Gleichmacherei geht nicht
Alles für alle, so preisgünstig wie möglich? Der FVDZ-Bundesvorsitzende Karl-Heinz Sundmacher fand darauf eine eindeutige Antwort: „Das geht nicht, das ist Schlaraffenland!" Wie er vor den fast 30 aus dem Bundesgebiet angereisten Journalisten erklärte, sei der Gesellschaftstrend zur Gleichheit allerdings unverkennbar, auch im deutschen Gesundheitswesen. Ein verhängnisvoller Weg, der zwei Systeme angleicht, wie sie uneinheitlicher nicht sein können: Private und gesetzliche Krankenversicherungen sollen mit der neuen Reform auf Basis rein ökonomischer Grundsätze via „solidarischem" Wettbewerb, Gesundheitsfonds, Basistarif und Einzelverträgen vereinheitlicht werden.
Volker Leienbach, Verbandsdirektor des PKV-Verbandes, setzte – wenn auch aus anderer Warte – mit ähnlicher Kritik an: Die jüngste Reform hebele die Vertragsfreiheit der PKVen aus. Die Konvergenz beider Systeme erfolge durch staatliche Einflussnahme und Regulierung, obwohl das System in diesen Bereichen „gut funktioniert" habe. Leienbach warnte davor, gesamtgesellschaftliche Aufgaben „auf dem Rücken von Teilkollektiven auszutragen".
Sozialismus im System
Dr. Robert Paquet vom BKK-Bundesverband sah sich nicht „so ganz in der Opferrolle". Dennoch: Wettbewerb dürfe nicht Gleichheit zum Ziel haben. Ganz anders argumentierte Christoph Kranich von der Verbraucherzentrale Hamburg: Solidarität gehe vor Eigenverantwortung. Mehr noch: „Sozialismus dürfen wir uns im Gesundheitswesen leisten."

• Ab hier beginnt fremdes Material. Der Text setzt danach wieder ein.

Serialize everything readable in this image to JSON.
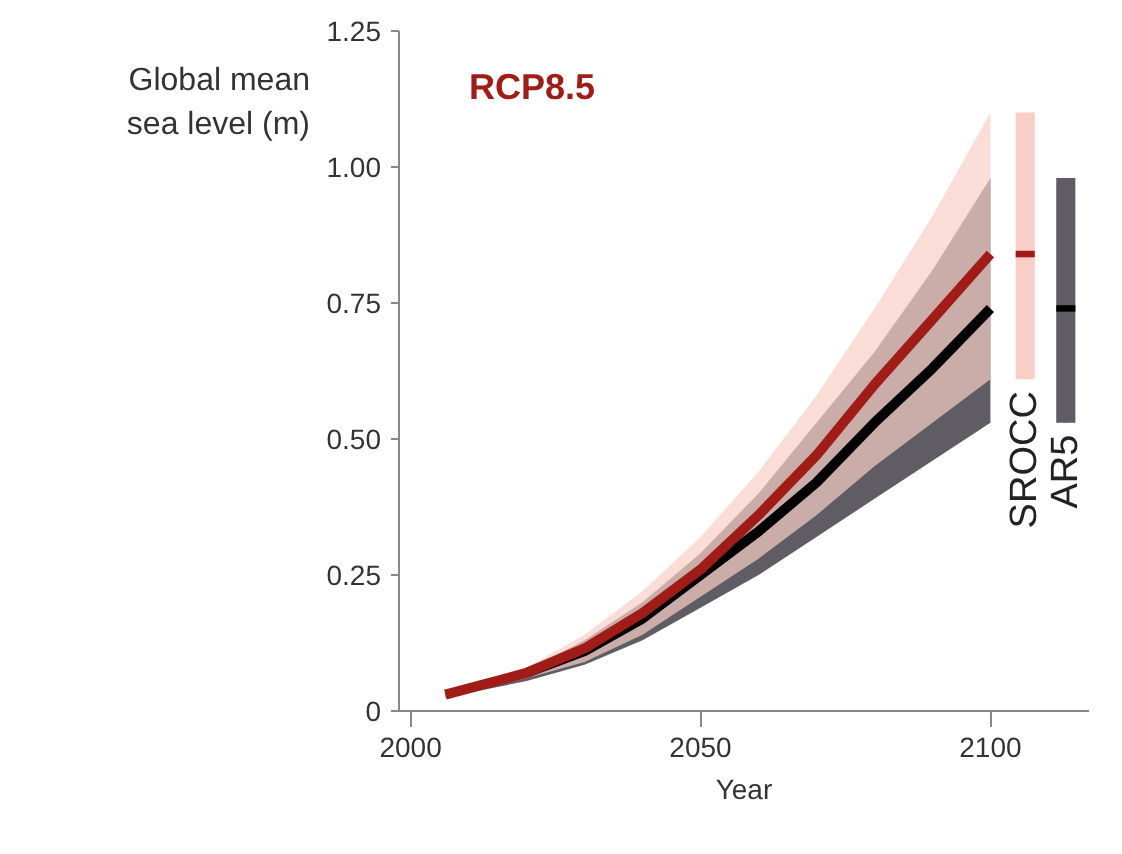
{
  "chart_data": {
    "type": "line",
    "ylabel": "Global mean\nsea level (m)",
    "xlabel": "Year",
    "annotations": [
      "RCP8.5"
    ],
    "x": [
      2006,
      2020,
      2030,
      2040,
      2050,
      2060,
      2070,
      2080,
      2090,
      2100
    ],
    "xlim": [
      1998,
      2117
    ],
    "xticks": [
      2000,
      2050,
      2100
    ],
    "ylim": [
      0,
      1.25
    ],
    "yticks": [
      0,
      0.25,
      {
        "value": 0.5,
        "label": "0.50"
      },
      0.75,
      {
        "value": 1,
        "label": "1.00"
      },
      1.25
    ],
    "grid": false,
    "series": [
      {
        "color": "#a01c17",
        "values": [
          0.03,
          0.07,
          0.115,
          0.18,
          0.26,
          0.36,
          0.47,
          0.6,
          0.72,
          0.84
        ],
        "lower": [
          0.025,
          0.06,
          0.09,
          0.14,
          0.21,
          0.28,
          0.36,
          0.45,
          0.53,
          0.61
        ],
        "upper": [
          0.035,
          0.08,
          0.14,
          0.22,
          0.32,
          0.44,
          0.58,
          0.74,
          0.91,
          1.1
        ]
      },
      {
        "color": "#000000",
        "values": [
          null,
          0.07,
          0.11,
          0.17,
          0.25,
          0.33,
          0.42,
          0.53,
          0.63,
          0.74
        ],
        "lower": [
          0.025,
          0.055,
          0.085,
          0.13,
          0.19,
          0.25,
          0.32,
          0.39,
          0.46,
          0.53
        ],
        "upper": [
          0.035,
          0.075,
          0.13,
          0.2,
          0.29,
          0.4,
          0.53,
          0.66,
          0.81,
          0.98
        ]
      },
      {
        "type": "box",
        "name": "SROCC",
        "color": "#f8cfc6",
        "x": [
          2106
        ],
        "boxes": [
          {
            "low": 0.61,
            "q1": 0.61,
            "median": 0.84,
            "q3": 1.1,
            "high": 1.1
          }
        ]
      },
      {
        "type": "box",
        "name": "AR5",
        "color": "#5f5c64",
        "x": [
          2113
        ],
        "boxes": [
          {
            "low": 0.53,
            "q1": 0.53,
            "median": 0.74,
            "q3": 0.98,
            "high": 0.98
          }
        ]
      }
    ]
  }
}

Der stellvertretende FVDZ-Bundesvorsitzende Ulrich Rubehn setzte da eindeutig mehr auf „Selbsthilfe, statt die Solidarität so weit zu treiben, dass alles aufgefangen wird". Für gefährlich hält Rubehn die Möglichkeit, durch Selektivverträge die Versorgungslandschaft zu verändern. Der Abschluss von Verträgen mit Einzelnen gefährde die freie Arztwahl der Patienten. Bezeichnend sei darüber hinaus, dass das vom Gesetzgeber gewünschte Hausarztmodell sich bereits jetzt zum „Flopp" entwickelt habe. Dennoch müsse die Zahnärzteschaft die Gesetzeslage zur Kenntnis nehmen. Geboten sei jetzt die zahnärztliche Vertretung über Genossenschaften. Einen gewissen Schutz, dass über den Kollektivvertrag ein bestimmter Qualitäts- und Leistungsstandard nicht unterschritten werde, böten noch die KZVen. Auch Robert Paquet kritisierte, dass letztlich „alle Wahltarife logischerweise nicht billiger sein könnten".
Die PKV hingegen will gerade die Öffnungsklausel nutzen, „um mit der Zahnärzteschaft zu anderen Lösungen zu kommen". Hier fordere die Zahnärzteschaft, so Rubehn, aber „gleichlange Spieße" im Sinne einer Abweichung in Richtung Honorarordnung der Zahnärzte. Strikte Ablehnung seitens der PKV gab es in dieser Frage nicht: Eine „abweichende Vereinbarung außerhalb der staatlichen Regelung" schloss der PKV-Vertreter nicht aus.
Wie es in der Welt der Zahnärzteschaft heute aussieht, verdeutlichte der stellvertretende FVDZ-Bundesvorsitzende Ernst-Jürgen Otterbach. Laut Umfrage des FVDZ setze auch der zahnärztliche Nachwuchs auf Freiberuflichkeit und Selbständigkeit. Ob das so bleibe, müsse angesichts der gesetzlichen Vorstöße aber weiterhin geprüft werden. Die Warnung des FVDZ vor den Folgen der Reform: Schon jetzt sei unter Ärzten und Zahnärzten „das Hauen und Stechen um die Fleischtöpfe" spürbar. Selektivverträge wie auch integrierte Versorgung seien, so Sundmacher, „Instrumente zur Marktbereinigung".